Impfstopp!

Erstellt: 16.03.2021  Lesedauer 1 - 2 Min.

Herr Span hat einen „Impfstopp“ mit AstraZeneca-Impfstoff verhängt. Welche Gründe könnte er „wirklich“ haben?

Am Sonntag hatte die CDU ziemlich verheerende Wahlen in zwei Bundesländern. Das „Super-Wahljahr“ beginnt daher für die Span-Truppe super in die falsche Richtung. Für Ihn selbst läuft es momentan ebenfalls suboptimal. Im entgleitet der anfänglich vermeintlich so brillant beherrschte Job immer mehr. Oder es wird sichtbar, dass er nie wirklich die Kontrolle hatte – lediglich über ein Bild von ihm, dessen Farben jetzt abbröckeln. Es wird erkennbar, dass er eventuell eine viel zu schlechte Leinwand ist.

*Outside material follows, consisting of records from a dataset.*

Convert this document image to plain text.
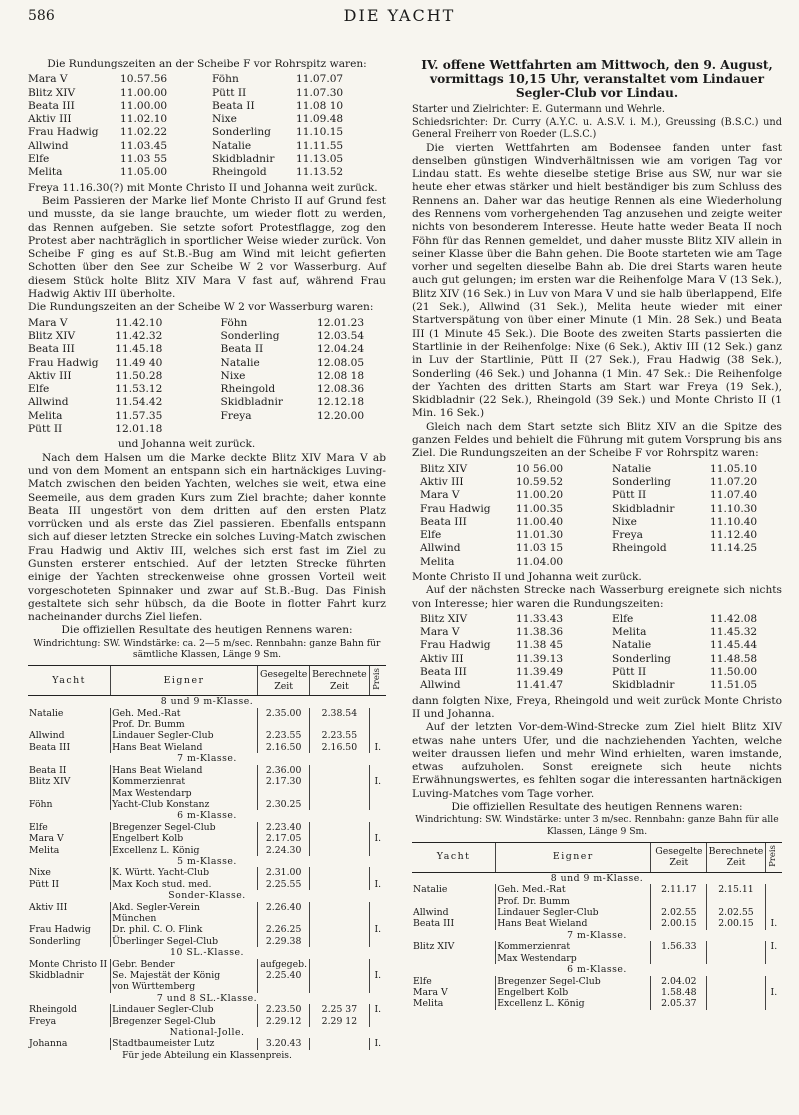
586	DIE YACHT

Die Rundungszeiten an der Scheibe F vor Rohrspitz waren:

Mara V	10.57.56	Föhn	11.07.07
Blitz XIV	11.00.00	Pütt II	11.07.30
Beata III	11.00.00	Beata II	11.08 10
Aktiv III	11.02.10	Nixe	11.09.48
Frau Hadwig	11.02.22	Sonderling	11.10.15
Allwind	11.03.45	Natalie	11.11.55
Elfe	11.03 55	Skidbladnir	11.13.05
Melita	11.05.00	Rheingold	11.13.52

Freya 11.16.30(?) mit Monte Christo II und Johanna weit zurück.

Beim Passieren der Marke lief Monte Christo II auf Grund fest und musste, da sie lange brauchte, um wieder flott zu werden, das Rennen aufgeben. Sie setzte sofort Protestflagge, zog den Protest aber nachträglich in sportlicher Weise wieder zurück. Von Scheibe F ging es auf St.B.-Bug am Wind mit leicht gefierten Schotten über den See zur Scheibe W 2 vor Wasserburg. Auf diesem Stück holte Blitz XIV Mara V fast auf, während Frau Hadwig Aktiv III überholte.

Die Rundungszeiten an der Scheibe W 2 vor Wasserburg waren:

Mara V	11.42.10	Föhn	12.01.23
Blitz XIV	11.42.32	Sonderling	12.03.54
Beata III	11.45.18	Beata II	12.04.24
Frau Hadwig	11.49 40	Natalie	12.08.05
Aktiv III	11.50.28	Nixe	12.08 18
Elfe	11.53.12	Rheingold	12.08.36
Allwind	11.54.42	Skidbladnir	12.12.18
Melita	11.57.35	Freya	12.20.00
Pütt II	12.01.18		

und Johanna weit zurück.

Nach dem Halsen um die Marke deckte Blitz XIV Mara V ab und von dem Moment an entspann sich ein hartnäckiges Luving-Match zwischen den beiden Yachten, welches sie weit, etwa eine Seemeile, aus dem graden Kurs zum Ziel brachte; daher konnte Beata III ungestört von dem dritten auf den ersten Platz vorrücken und als erste das Ziel passieren. Ebenfalls entspann sich auf dieser letzten Strecke ein solches Luving-Match zwischen Frau Hadwig und Aktiv III, welches sich erst fast im Ziel zu Gunsten ersterer entschied. Auf der letzten Strecke führten einige der Yachten streckenweise ohne grossen Vorteil weit vorgeschoteten Spinnaker und zwar auf St.B.-Bug. Das Finish gestaltete sich sehr hübsch, da die Boote in flotter Fahrt kurz nacheinander durchs Ziel liefen.

Die offiziellen Resultate des heutigen Rennens waren:

Windrichtung: SW. Windstärke: ca. 2—5 m/sec. Rennbahn: ganze Bahn für sämtliche Klassen, Länge 9 Sm.

Yacht	Eigner	Gesegelte Zeit	Berechnete Zeit	Preis
8 und 9 m-Klasse.				
Natalie	Geh. Med.-Rat	2.35.00	2.38.54	
	Prof. Dr. Bumm			
Allwind	Lindauer Segler-Club	2.23.55	2.23.55	
Beata III	Hans Beat Wieland	2.16.50	2.16.50	I.
7 m-Klasse.				
Beata II	Hans Beat Wieland	2.36.00		
Blitz XIV	Kommerzienrat	2.17.30		I.
	Max Westendarp			
Föhn	Yacht-Club Konstanz	2.30.25		
6 m-Klasse.				
Elfe	Bregenzer Segel-Club	2.23.40		
Mara V	Engelbert Kolb	2.17.05		I.
Melita	Excellenz L. König	2.24.30		
5 m-Klasse.				
Nixe	K. Württ. Yacht-Club	2.31.00		
Pütt II	Max Koch stud. med.	2.25.55		I.
Sonder-Klasse.				
Aktiv III	Akd. Segler-Verein	2.26.40		
	München			
Frau Hadwig	Dr. phil. C. O. Flink	2.26.25		I.
Sonderling	Überlinger Segel-Club	2.29.38		
10 SL.-Klasse.				
Monte Christo II	Gebr. Bender	aufgegeb.		
Skidbladnir	Se. Majestät der König	2.25.40		I.
	von Württemberg			
7 und 8 SL.-Klasse.				
Rheingold	Lindauer Segler-Club	2.23.50	2.25 37	I.
Freya	Bregenzer Segel-Club	2.29.12	2.29 12	
National-Jolle.				
Johanna	Stadtbaumeister Lutz	3.20.43		I.

Für jede Abteilung ein Klassenpreis.

IV. offene Wettfahrten am Mittwoch, den 9. August, vormittags 10,15 Uhr, veranstaltet vom Lindauer Segler-Club vor Lindau.

Starter und Zielrichter: E. Gutermann und Wehrle.

Schiedsrichter: Dr. Curry (A.Y.C. u. A.S.V. i. M.), Greussing (B.S.C.) und General Freiherr von Roeder (L.S.C.)

Die vierten Wettfahrten am Bodensee fanden unter fast denselben günstigen Windverhältnissen wie am vorigen Tag vor Lindau statt. Es wehte dieselbe stetige Brise aus SW, nur war sie heute eher etwas stärker und hielt beständiger bis zum Schluss des Rennens an. Daher war das heutige Rennen als eine Wiederholung des Rennens vom vorhergehenden Tag anzusehen und zeigte weiter nichts von besonderem Interesse. Heute hatte weder Beata II noch Föhn für das Rennen gemeldet, und daher musste Blitz XIV allein in seiner Klasse über die Bahn gehen. Die Boote starteten wie am Tage vorher und segelten dieselbe Bahn ab. Die drei Starts waren heute auch gut gelungen; im ersten war die Reihenfolge Mara V (13 Sek.), Blitz XIV (16 Sek.) in Luv von Mara V und sie halb überlappend, Elfe (21 Sek.), Allwind (31 Sek.), Melita heute wieder mit einer Startverspätung von über einer Minute (1 Min. 28 Sek.) und Beata III (1 Minute 45 Sek.). Die Boote des zweiten Starts passierten die Startlinie in der Reihenfolge: Nixe (6 Sek.), Aktiv III (12 Sek.) ganz in Luv der Startlinie, Pütt II (27 Sek.), Frau Hadwig (38 Sek.), Sonderling (46 Sek.) und Johanna (1 Min. 47 Sek.: Die Reihenfolge der Yachten des dritten Starts am Start war Freya (19 Sek.), Skidbladnir (22 Sek.), Rheingold (39 Sek.) und Monte Christo II (1 Min. 16 Sek.)

Gleich nach dem Start setzte sich Blitz XIV an die Spitze des ganzen Feldes und behielt die Führung mit gutem Vorsprung bis ans Ziel. Die Rundungszeiten an der Scheibe F vor Rohrspitz waren:

Blitz XIV	10 56.00	Natalie	11.05.10
Aktiv III	10.59.52	Sonderling	11.07.20
Mara V	11.00.20	Pütt II	11.07.40
Frau Hadwig	11.00.35	Skidbladnir	11.10.30
Beata III	11.00.40	Nixe	11.10.40
Elfe	11.01.30	Freya	11.12.40
Allwind	11.03 15	Rheingold	11.14.25
Melita	11.04.00		

Monte Christo II und Johanna weit zurück.

Auf der nächsten Strecke nach Wasserburg ereignete sich nichts von Interesse; hier waren die Rundungszeiten:

Blitz XIV	11.33.43	Elfe	11.42.08
Mara V	11.38.36	Melita	11.45.32
Frau Hadwig	11.38 45	Natalie	11.45.44
Aktiv III	11.39.13	Sonderling	11.48.58
Beata III	11.39.49	Pütt II	11.50.00
Allwind	11.41.47	Skidbladnir	11.51.05

dann folgten Nixe, Freya, Rheingold und weit zurück Monte Christo II und Johanna.

Auf der letzten Vor-dem-Wind-Strecke zum Ziel hielt Blitz XIV etwas nahe unters Ufer, und die nachziehenden Yachten, welche weiter draussen liefen und mehr Wind erhielten, waren imstande, etwas aufzuholen. Sonst ereignete sich heute nichts Erwähnungswertes, es fehlten sogar die interessanten hartnäckigen Luving-Matches vom Tage vorher.

Die offiziellen Resultate des heutigen Rennens waren:

Windrichtung: SW. Windstärke: unter 3 m/sec. Rennbahn: ganze Bahn für alle Klassen, Länge 9 Sm.

Yacht	Eigner	Gesegelte Zeit	Berechnete Zeit	Preis
8 und 9 m-Klasse.				
Natalie	Geh. Med.-Rat	2.11.17	2.15.11	
	Prof. Dr. Bumm			
Allwind	Lindauer Segler-Club	2.02.55	2.02.55	
Beata III	Hans Beat Wieland	2.00.15	2.00.15	I.
7 m-Klasse.				
Blitz XIV	Kommerzienrat	1.56.33		I.
	Max Westendarp			
6 m-Klasse.				
Elfe	Bregenzer Segel-Club	2.04.02		
Mara V	Engelbert Kolb	1.58.48		I.
Melita	Excellenz L. König	2.05.37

Also ist Image-Pimping ein immer zentralerer Punkt seiner Auftritte. Er positioniert sich als fürsorglicher Gesundheitsminister, der mögliche 0,0004%1 schwere Impfreaktionen als hinreichenden Grund ansieht, für 99,9996% der Bevölkerung die Chance auf eine Impfung signifikant zu verringern. Was zweifellos erst einmal besser aussieht, als ein völlig planloser Gesundheitsminister, der einräumen muss, dass das mit der Impfkampagne ein zentrales Problem hat: Viel zu wenig Impfstoff.

So gesehen macht Herr Span womöglich lediglich aus der Not eine Tugend. Etwas „stoppen“, das nirgends richtig rollt, oder sowieso in den nächsten Wochen von allein wie eine Quelle ohne Regen versiegen würde, erfordert keine große Kraftanstrengung. Den Schutzpatron zu mimen ist politisch unkritischer, als einen Regentanz bei wolkenlosem Himmel aufzuführen.

Was er ja schon einige Male gemacht hat. Sein letzter Voodoo-Tanz „kostenlosen Selbsttests für jeden jede Woche“ haben die Götter jedenfalls überhört. Er hätte wohl doch bei seiner Ankündigung einem Huhn vor laufenden Kameras den Kopf abbeißen müssen.

Dagegen ist so eine Absage von etwas, das bisher nirgends wirklich stattfand, doch deutlich zivilisierter und zumindest für die eigene politische Karriere gesünder.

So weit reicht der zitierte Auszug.